Everything’s for sale. From the coffee at the start of your day to the bashful bowel movement that follows, cycling’s institutions have decided that there’s a dollar tag that can be put on it. Surely that’s the only answer to the Very Bad Thing that we just learned at Escape Collective Towers: that there is an official Giro d’Italia toilet paper, and that the company in question paid some probably immense pile of money to associate its loo roll with cycling’s most beautiful Grand Tour.
That company – Regina, a brand owned by the Sofidel Group – has a press release about its new partnership, because of course it does (this isn’t a new deal; we just didn’t know about it until now – apologies to the Sofidel SuperFans that were across this in February). The Sofidel group is “iconic”, apparently, because everything in a press release is obliged to be so. Its bounteous rolls have been “present in Italian homes for over 35 years”, and it is “one of the world leaders in the production of paper for hygienic and household use”.
Checks out. I vaguely recall seeing Sofidel or Regina or both written on European toilet paper dispensers at some point in the past. This isn’t a section of my long-term memory I thought I’d have to draw on in the course of my work day, but every day is a box of chocolates (or box of something, anyway).
Some clever marketer – and an even more shrewd sales executive – became convinced that this is the brand association that the Giro d’Italia, and Regina’s toilet paper, needs. Deal done, they then slid the particulars across the desk to a clever PR person who had to write the press release that claims that “what unites Regina and the Giro d’Italia is the concept of infinity”.
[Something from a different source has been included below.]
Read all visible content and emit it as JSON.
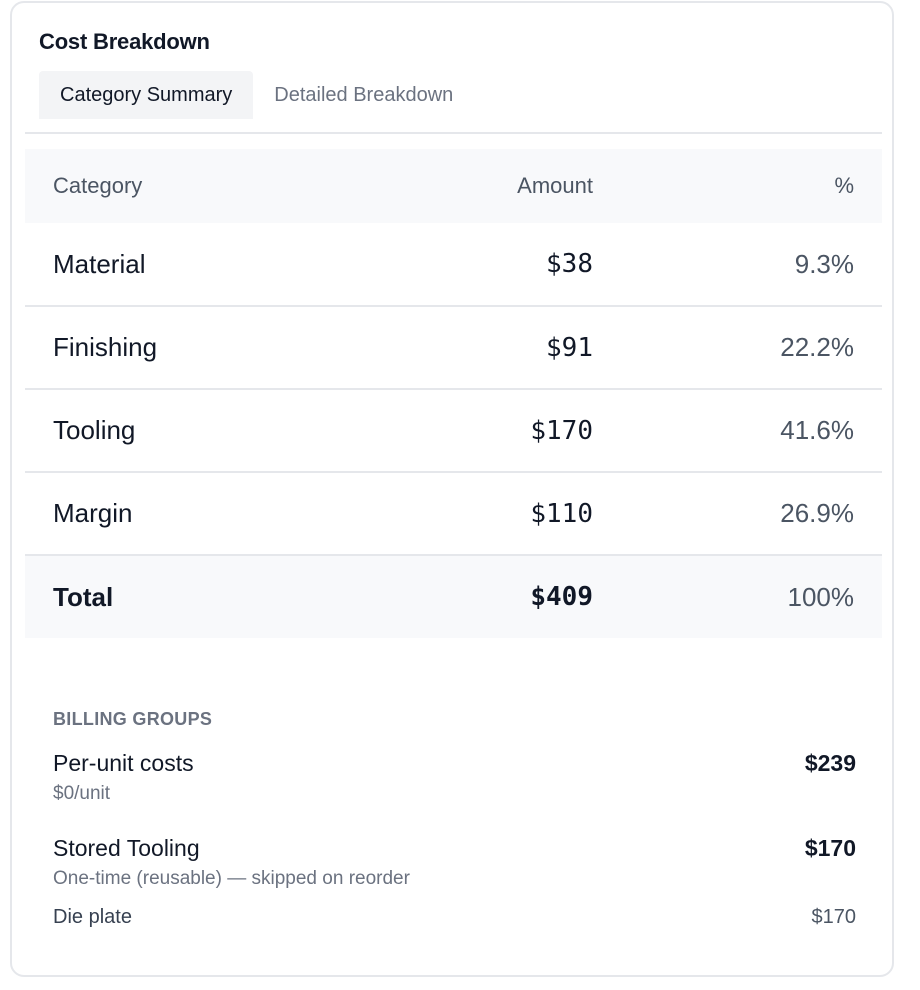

'Infinity'? Yes: you know, like the Giro’s trophy, Trofeo senza fine? You know how it looks a bit like an unspooling toilet roll, thrown by a petulant child across the bathroom, but golden instead of pristine white (or worse, no longer white)? That is the chief mental image conjured by this partnership, but there’s more: Regina’s motto, “I Rotoloni Regina non finiscono mai” (‘Regina rolls never end”), which has apparently “become part of Italian advertising history” and a “genuine earworm”. And while that raises more questions than it answers about the dire state of Italy’s other advertising slogans, it also invites unsavoury thoughts: infinite mess, infinite toilet paper, one never really quite getting to the bottom of the other. An infinity loop of gastric turmoil. You know, like the Giro d’Italia if you get your gels wrong.